Indeed, the other Democrats who have publicly backed Mr. Sanders’s bill come from reliably blue states: Sens. Jeff Merkley of Oregon, Edward J. Markey of Massachusetts, Sheldon Whitehouse of Rhode Island, Richard Blumenthal of Connecticut, Tom Udall of New Mexico, and Mazie K. Hirono and Brian Schatz of Hawaii.

Yet progressives, emboldened by Republicans’ sputtering plans to repeal and replace the Affordable Care Act, say the time is ripe to advance their cause.

Mr. Sanders, who rose to prominence during his upstart primary campaign against Democratic presidential candidate Hillary Clinton, has championed single-payer care for years. He says it’s unconscionable that one of the richest nations in the world allows tens of millions of its citizens to go uninsured.

Democratic leaders say they are looking at options short of a single-payer system, such as allowing Americans to buy into Medicaid or Medicare insurance or to lower the age of Medicare eligibility to 55.

“We want to move the issue forward.
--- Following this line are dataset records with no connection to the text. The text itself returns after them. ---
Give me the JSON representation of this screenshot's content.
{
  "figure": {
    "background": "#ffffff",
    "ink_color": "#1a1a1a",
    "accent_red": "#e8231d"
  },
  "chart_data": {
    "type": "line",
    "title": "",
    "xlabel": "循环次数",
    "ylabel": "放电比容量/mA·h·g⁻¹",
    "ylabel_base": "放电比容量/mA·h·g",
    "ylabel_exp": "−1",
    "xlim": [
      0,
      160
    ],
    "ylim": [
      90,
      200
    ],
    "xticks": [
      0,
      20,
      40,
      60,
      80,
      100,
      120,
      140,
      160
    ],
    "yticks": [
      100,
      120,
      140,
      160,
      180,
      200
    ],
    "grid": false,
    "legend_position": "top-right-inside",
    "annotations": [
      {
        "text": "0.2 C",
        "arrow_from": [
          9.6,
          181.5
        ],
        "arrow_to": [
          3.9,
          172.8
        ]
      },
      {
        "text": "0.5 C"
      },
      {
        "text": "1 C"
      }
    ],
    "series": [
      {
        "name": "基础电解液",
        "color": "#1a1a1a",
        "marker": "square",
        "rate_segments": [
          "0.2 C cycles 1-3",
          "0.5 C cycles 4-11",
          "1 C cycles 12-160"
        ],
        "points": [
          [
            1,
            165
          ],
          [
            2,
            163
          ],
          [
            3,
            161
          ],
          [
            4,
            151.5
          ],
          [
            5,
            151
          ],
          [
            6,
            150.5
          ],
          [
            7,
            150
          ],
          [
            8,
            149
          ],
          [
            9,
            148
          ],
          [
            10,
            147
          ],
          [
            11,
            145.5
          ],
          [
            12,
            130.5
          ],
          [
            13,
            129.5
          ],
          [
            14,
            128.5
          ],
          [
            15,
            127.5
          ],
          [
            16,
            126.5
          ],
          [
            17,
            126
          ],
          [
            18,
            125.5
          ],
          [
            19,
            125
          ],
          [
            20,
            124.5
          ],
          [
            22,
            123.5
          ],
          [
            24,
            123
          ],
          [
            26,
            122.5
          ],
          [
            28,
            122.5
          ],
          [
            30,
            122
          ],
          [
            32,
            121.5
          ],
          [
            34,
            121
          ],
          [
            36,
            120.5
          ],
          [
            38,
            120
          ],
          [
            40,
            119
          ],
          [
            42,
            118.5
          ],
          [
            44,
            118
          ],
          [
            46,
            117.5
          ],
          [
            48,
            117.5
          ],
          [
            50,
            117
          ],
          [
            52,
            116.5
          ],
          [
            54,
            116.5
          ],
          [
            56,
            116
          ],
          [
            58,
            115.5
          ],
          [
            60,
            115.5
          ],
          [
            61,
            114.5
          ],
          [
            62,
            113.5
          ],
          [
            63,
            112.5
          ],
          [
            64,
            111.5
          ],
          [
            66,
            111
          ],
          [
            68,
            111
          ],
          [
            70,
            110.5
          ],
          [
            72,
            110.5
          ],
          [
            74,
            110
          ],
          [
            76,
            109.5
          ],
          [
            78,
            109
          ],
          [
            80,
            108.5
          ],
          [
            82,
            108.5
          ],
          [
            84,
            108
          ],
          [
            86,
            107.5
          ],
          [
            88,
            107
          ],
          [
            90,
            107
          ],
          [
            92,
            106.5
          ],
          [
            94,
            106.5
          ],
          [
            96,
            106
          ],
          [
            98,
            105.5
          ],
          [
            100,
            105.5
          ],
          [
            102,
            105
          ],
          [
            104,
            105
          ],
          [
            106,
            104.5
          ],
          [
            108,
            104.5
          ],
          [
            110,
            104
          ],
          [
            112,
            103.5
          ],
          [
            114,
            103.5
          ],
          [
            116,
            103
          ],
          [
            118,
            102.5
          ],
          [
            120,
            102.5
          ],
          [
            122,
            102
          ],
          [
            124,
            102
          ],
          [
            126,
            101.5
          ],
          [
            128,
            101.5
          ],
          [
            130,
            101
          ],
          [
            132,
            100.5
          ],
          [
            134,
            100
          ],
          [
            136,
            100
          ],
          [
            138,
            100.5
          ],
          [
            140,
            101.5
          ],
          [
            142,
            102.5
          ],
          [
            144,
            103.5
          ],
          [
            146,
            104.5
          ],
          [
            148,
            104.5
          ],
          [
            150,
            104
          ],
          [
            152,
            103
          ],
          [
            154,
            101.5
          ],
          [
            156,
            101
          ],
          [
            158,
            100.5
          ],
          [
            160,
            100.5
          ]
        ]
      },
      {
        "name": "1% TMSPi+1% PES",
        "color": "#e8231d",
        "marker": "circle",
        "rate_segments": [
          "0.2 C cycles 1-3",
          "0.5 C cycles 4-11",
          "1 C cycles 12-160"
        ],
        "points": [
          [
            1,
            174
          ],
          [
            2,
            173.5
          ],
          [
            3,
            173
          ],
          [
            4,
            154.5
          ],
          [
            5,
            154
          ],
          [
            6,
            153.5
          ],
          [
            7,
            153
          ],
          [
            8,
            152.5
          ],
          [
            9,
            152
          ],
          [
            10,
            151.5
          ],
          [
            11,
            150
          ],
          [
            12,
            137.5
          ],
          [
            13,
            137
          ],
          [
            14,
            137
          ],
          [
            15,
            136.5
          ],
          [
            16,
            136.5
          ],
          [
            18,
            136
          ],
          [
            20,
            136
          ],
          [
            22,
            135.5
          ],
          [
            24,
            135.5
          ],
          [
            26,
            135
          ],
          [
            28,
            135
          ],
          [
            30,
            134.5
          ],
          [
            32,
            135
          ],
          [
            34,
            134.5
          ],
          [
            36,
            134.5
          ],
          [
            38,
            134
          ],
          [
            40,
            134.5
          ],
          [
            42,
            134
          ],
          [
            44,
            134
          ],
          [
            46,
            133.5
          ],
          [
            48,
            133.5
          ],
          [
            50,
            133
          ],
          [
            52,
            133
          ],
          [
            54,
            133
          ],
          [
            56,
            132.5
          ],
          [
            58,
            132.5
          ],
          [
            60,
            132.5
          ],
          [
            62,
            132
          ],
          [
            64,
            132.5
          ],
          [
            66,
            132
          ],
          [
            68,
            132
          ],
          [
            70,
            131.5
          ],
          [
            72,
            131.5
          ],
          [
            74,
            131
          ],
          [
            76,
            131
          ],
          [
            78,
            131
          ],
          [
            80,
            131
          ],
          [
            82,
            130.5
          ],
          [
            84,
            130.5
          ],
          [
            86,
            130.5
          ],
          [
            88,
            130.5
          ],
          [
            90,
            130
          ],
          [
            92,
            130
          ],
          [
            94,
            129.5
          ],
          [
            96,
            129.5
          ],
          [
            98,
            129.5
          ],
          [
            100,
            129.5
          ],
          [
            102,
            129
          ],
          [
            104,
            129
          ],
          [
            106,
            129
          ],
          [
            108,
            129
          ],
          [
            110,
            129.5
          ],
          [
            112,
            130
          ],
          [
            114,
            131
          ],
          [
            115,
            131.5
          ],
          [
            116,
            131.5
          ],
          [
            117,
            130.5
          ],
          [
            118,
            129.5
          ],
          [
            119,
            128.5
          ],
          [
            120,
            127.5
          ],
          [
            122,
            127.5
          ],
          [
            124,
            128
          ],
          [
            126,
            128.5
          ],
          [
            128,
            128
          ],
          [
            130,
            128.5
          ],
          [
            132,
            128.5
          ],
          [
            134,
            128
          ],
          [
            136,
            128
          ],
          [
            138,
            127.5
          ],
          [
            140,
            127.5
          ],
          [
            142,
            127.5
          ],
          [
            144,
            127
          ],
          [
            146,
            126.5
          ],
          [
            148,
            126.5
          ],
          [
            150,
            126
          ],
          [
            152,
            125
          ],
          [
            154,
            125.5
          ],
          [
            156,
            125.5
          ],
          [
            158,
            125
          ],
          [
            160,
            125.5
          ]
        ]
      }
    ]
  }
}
We’re looking at all of this,” Mr. Schumer said.

A Kaiser Family Foundation poll from July said a slim majority like the idea of getting insurance from a single government plan, though support was divided among party lines and shifted with language. For instance, more people like the idea of “Medicare for all” than a “single-payer health insurance system.”

The groundswell of support is a shift from nearly two decades ago, when it was about 40 percent, and for Democrats, who couldn’t rally around a more limited “public option” to compete with private plans during the debate over Obamacare in 2009 and 2010.

Analysts say Democrats will have to settle on policy goals and sell them to the American public. Otherwise, they could end up facing the same challenge that Republicans encountered this year, after years of promising to swiftly repeal and replace Obamacare but without filling in the details.

“As Sen. Sanders himself has seemed to suggest in the past, this is going to be a long, drawn-out process,” said Jim Manley, a Democratic strategist who served as Harry Reid’s spokesman in the Senate. “Proponents have a long-term selling job on their hands as they work to explain to the American people why this is the right way to go.”